The company’s US businesses, covering retirement, group insurance, individual life and US legacy products, recorded adjusted operating income of $956m in the quarter, up 3% from $931m a year earlier.
Prudential said the rise was mainly due to stronger net investment spread results, partly offset by increased expenses across those businesses.
International Businesses posted adjusted operating income of $810m, a decline of 4% from $848m in the year-ago quarter.
The company said the decline was largely linked to higher costs tied to the Prudential of Japan sales suspension, partly offset by stronger net investment spread results and improved underwriting, mainly from new business growth in Brazil, which delivered a record earnings quarter.
Assets under management stood at $1.57tn, compared with $1.52tn in Q1 2025.
Capital returned to shareholders came to $746m, including $250m of share buybacks and $496m of dividends, versus $736m a year earlier.

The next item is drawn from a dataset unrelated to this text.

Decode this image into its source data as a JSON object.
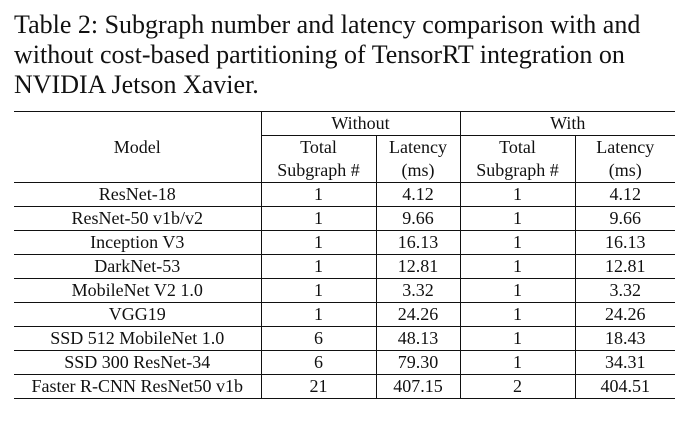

In January, Prudential Financial’s Japanese life insurance arm revealed that around 100 former and current employees had improperly taken roughly Y3.1bn ($19.5m) from customers.
An independent compensation committee has been examining the extent of the losses.
Prudential Financial prolonged the voluntary halt on new business at its Japan unit by a further 180 days, moving the expected end of the suspension to November 2026.
Asked about the earnings effect of the suspension, Prudential told Life Insurance International that the total impact on 2026 pre-tax adjusted operating income will be around $525m–575m, “reflecting both the initial 90-day suspension and 180-day suspension”.